Summary of success factors
Corporate commitment to national process
Legitimate authority and locus of control
Process of incremental convergence, rather than imposition
Development and adoption of validated selection method
Representative infrastructure operating the process
Electronic recruitment solution only possible when selection process established
Long term validation studies of selection process
Evolution of selection methods
Utility analysis in managed NHS economy
Pat Lane acknowledged as the inspiration behind the development of a national recruitment process, Gai Evans as the Manager of the National Recruitment Office, and all the recruitment teams around all the deaneries who have played their corporate part in making it all happen. Lara Zibarras is acknowledged for her support in preparing a final version of the paper.
Authorship: SP conceived of the original idea, interpreted the evaluation data and wrote the paper. FP conceived of the evaluation, interpreted the evaluation data and wrote final versions of the paper.
Guarantor: SP is guarantor for the paper.
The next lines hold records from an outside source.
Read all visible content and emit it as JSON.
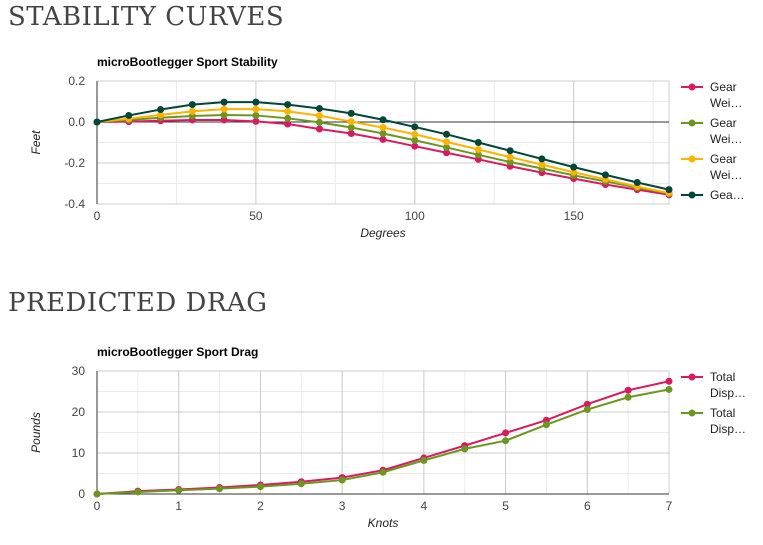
{
  "sections": [
    {
      "heading": "STABILITY CURVES"
    },
    {
      "heading": "PREDICTED DRAG"
    }
  ],
  "chart_data": [
    {
      "type": "line",
      "title": "microBootlegger Sport Stability",
      "xlabel": "Degrees",
      "ylabel": "Feet",
      "xlim": [
        0,
        180
      ],
      "ylim": [
        -0.4,
        0.2
      ],
      "xticks": [
        0,
        50,
        100,
        150
      ],
      "xtick_labels": [
        "0",
        "50",
        "100",
        "150"
      ],
      "yticks": [
        -0.4,
        -0.2,
        0,
        0.2
      ],
      "ytick_labels": [
        "-0.4",
        "-0.2",
        "0.0",
        "0.2"
      ],
      "xminor": 25,
      "yminor": 0.1,
      "grid": true,
      "legend": "right",
      "x": [
        0,
        10,
        20,
        30,
        40,
        50,
        60,
        70,
        80,
        90,
        100,
        110,
        120,
        130,
        140,
        150,
        160,
        170,
        180
      ],
      "series": [
        {
          "name": "Gear Wei…",
          "legend_lines": [
            "Gear",
            "Wei…"
          ],
          "color": "#d81b60",
          "values": [
            0,
            0.002,
            0.006,
            0.01,
            0.01,
            0.003,
            -0.01,
            -0.034,
            -0.056,
            -0.085,
            -0.118,
            -0.15,
            -0.182,
            -0.216,
            -0.247,
            -0.276,
            -0.305,
            -0.33,
            -0.355
          ]
        },
        {
          "name": "Gear Wei…",
          "legend_lines": [
            "Gear",
            "Wei…"
          ],
          "color": "#6b961f",
          "values": [
            0,
            0.01,
            0.021,
            0.029,
            0.034,
            0.032,
            0.018,
            -0.002,
            -0.027,
            -0.056,
            -0.089,
            -0.124,
            -0.16,
            -0.195,
            -0.227,
            -0.26,
            -0.29,
            -0.32,
            -0.348
          ]
        },
        {
          "name": "Gear Wei…",
          "legend_lines": [
            "Gear",
            "Wei…"
          ],
          "color": "#ffb300",
          "values": [
            0,
            0.016,
            0.035,
            0.052,
            0.063,
            0.063,
            0.052,
            0.031,
            0.002,
            -0.027,
            -0.06,
            -0.097,
            -0.134,
            -0.171,
            -0.208,
            -0.245,
            -0.28,
            -0.315,
            -0.347
          ]
        },
        {
          "name": "Gea…",
          "legend_lines": [
            "Gea…"
          ],
          "color": "#00463a",
          "values": [
            0,
            0.032,
            0.061,
            0.085,
            0.097,
            0.097,
            0.085,
            0.066,
            0.042,
            0.011,
            -0.024,
            -0.06,
            -0.1,
            -0.14,
            -0.18,
            -0.22,
            -0.258,
            -0.295,
            -0.33
          ]
        }
      ]
    },
    {
      "type": "line",
      "title": "microBootlegger Sport Drag",
      "xlabel": "Knots",
      "ylabel": "Pounds",
      "xlim": [
        0,
        7
      ],
      "ylim": [
        0,
        30
      ],
      "xticks": [
        0,
        1,
        2,
        3,
        4,
        5,
        6,
        7
      ],
      "xtick_labels": [
        "0",
        "1",
        "2",
        "3",
        "4",
        "5",
        "6",
        "7"
      ],
      "yticks": [
        0,
        10,
        20,
        30
      ],
      "ytick_labels": [
        "0",
        "10",
        "20",
        "30"
      ],
      "xminor": 0.5,
      "yminor": 5,
      "grid": true,
      "legend": "right",
      "x": [
        0,
        0.5,
        1,
        1.5,
        2,
        2.5,
        3,
        3.5,
        4,
        4.5,
        5,
        5.5,
        6,
        6.5,
        7
      ],
      "series": [
        {
          "name": "Total Disp…",
          "legend_lines": [
            "Total",
            "Disp…"
          ],
          "color": "#d81b60",
          "values": [
            0,
            0.7,
            1.1,
            1.6,
            2.2,
            3.0,
            4.0,
            5.8,
            8.8,
            11.8,
            14.9,
            18.0,
            21.9,
            25.3,
            27.5
          ]
        },
        {
          "name": "Total Disp…",
          "legend_lines": [
            "Total",
            "Disp…"
          ],
          "color": "#6b961f",
          "values": [
            0,
            0.5,
            0.9,
            1.3,
            1.8,
            2.5,
            3.4,
            5.3,
            8.2,
            11.0,
            13.0,
            16.9,
            20.6,
            23.6,
            25.5
          ]
        }
      ]
    }
  ]
}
Competing interests Both authors have been involved in the design and development of the GP recruitment process. SP is seconded to the Department of Health MMC team, but the views expressed are personal, derived from the experience of leading the national recruitment process on behalf of the Committee of General Practice Educational Directors. FP is employed by the Work Psychology Group which advises the Department of Health on selection methodology.
Provenance and peer review Not commissioned; not externally peer reviewed.